Fluorescence-based analysis of the reaction between EPHX2 and 9 (with or without TPPU)

EPHX2 (3 μM) in PBS was treated with 9 (50 μM) along with either 10 μM 1-trifluoromethoxyphenyl-3-(1-propionylpiperidin-4-yl) urea (TPPU) or an equivalent volume of DMSO. Reactions were carried out at room temperature for 24 hours. After such time, 50 μL of each reaction was subjected to CuAAC conditions with TMR-N3 and subsequently treated with 12 μL of 6x SDS loading buffer, followed by SDS-PAGE. The fluorescently labelled protein was then visualized using a ChemiDoc XRS+ imager (Bio-Rad). Gels were then stained with a NOVEX® Colloidal Blue Stain Kit (Invitrogen) and imaged using a ChemiDoc XRS+ imager (Bio-Rad).

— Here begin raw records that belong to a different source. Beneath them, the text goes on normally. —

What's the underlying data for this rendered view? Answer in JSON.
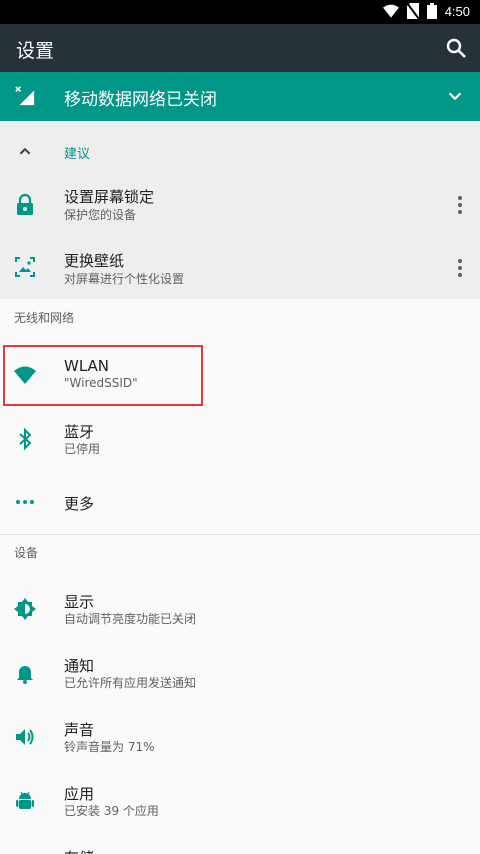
{
  "status_bar": {
    "time": "4:50"
  },
  "toolbar": {
    "title": "设置"
  },
  "banner": {
    "text": "移动数据网络已关闭"
  },
  "suggestions": {
    "header": "建议",
    "items": [
      {
        "title": "设置屏幕锁定",
        "subtitle": "保护您的设备"
      },
      {
        "title": "更换壁纸",
        "subtitle": "对屏幕进行个性化设置"
      }
    ]
  },
  "wireless": {
    "header": "无线和网络",
    "wlan": {
      "title": "WLAN",
      "subtitle": "\"WiredSSID\""
    },
    "bluetooth": {
      "title": "蓝牙",
      "subtitle": "已停用"
    },
    "more": {
      "title": "更多"
    }
  },
  "device": {
    "header": "设备",
    "display": {
      "title": "显示",
      "subtitle": "自动调节亮度功能已关闭"
    },
    "notifications": {
      "title": "通知",
      "subtitle": "已允许所有应用发送通知"
    },
    "sound": {
      "title": "声音",
      "subtitle": "铃声音量为 71%"
    },
    "apps": {
      "title": "应用",
      "subtitle": "已安装 39 个应用"
    },
    "storage": {
      "title": "存储"
    }
  },
  "colors": {
    "accent": "#009688",
    "toolbar": "#263238",
    "highlight": "#e53935"
  }
}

Fluorescence-based analysis of the reaction between PARP1cat and 2 (with or without olaparib)

PARP1cat (3 μM) in PBS was treated with 2 (100 μM) along with either 10 μM olaparib or an equivalent volume of DMSO. Reactions were carried out at room temperature for 24 hours. After such time, 50 μL of each reaction was subjected to CuAAC conditions with TMR-N3 and subsequently treated with 12 μL of 6x SDS loading buffer, followed by SDS-PAGE. The fluorescently labelled protein was then visualized using a ChemiDoc XRS+ imager (Bio-Rad). Gels were then stained with a NOVEX® Colloidal Blue Stain Kit (Invitrogen) and imaged using a ChemiDoc XRS+ imager (Bio-Rad).

Data availability

Additional methods and data are provided in the Supplementary Information. All data generated or analyzed during this study are included in this published article (and its supplementary files).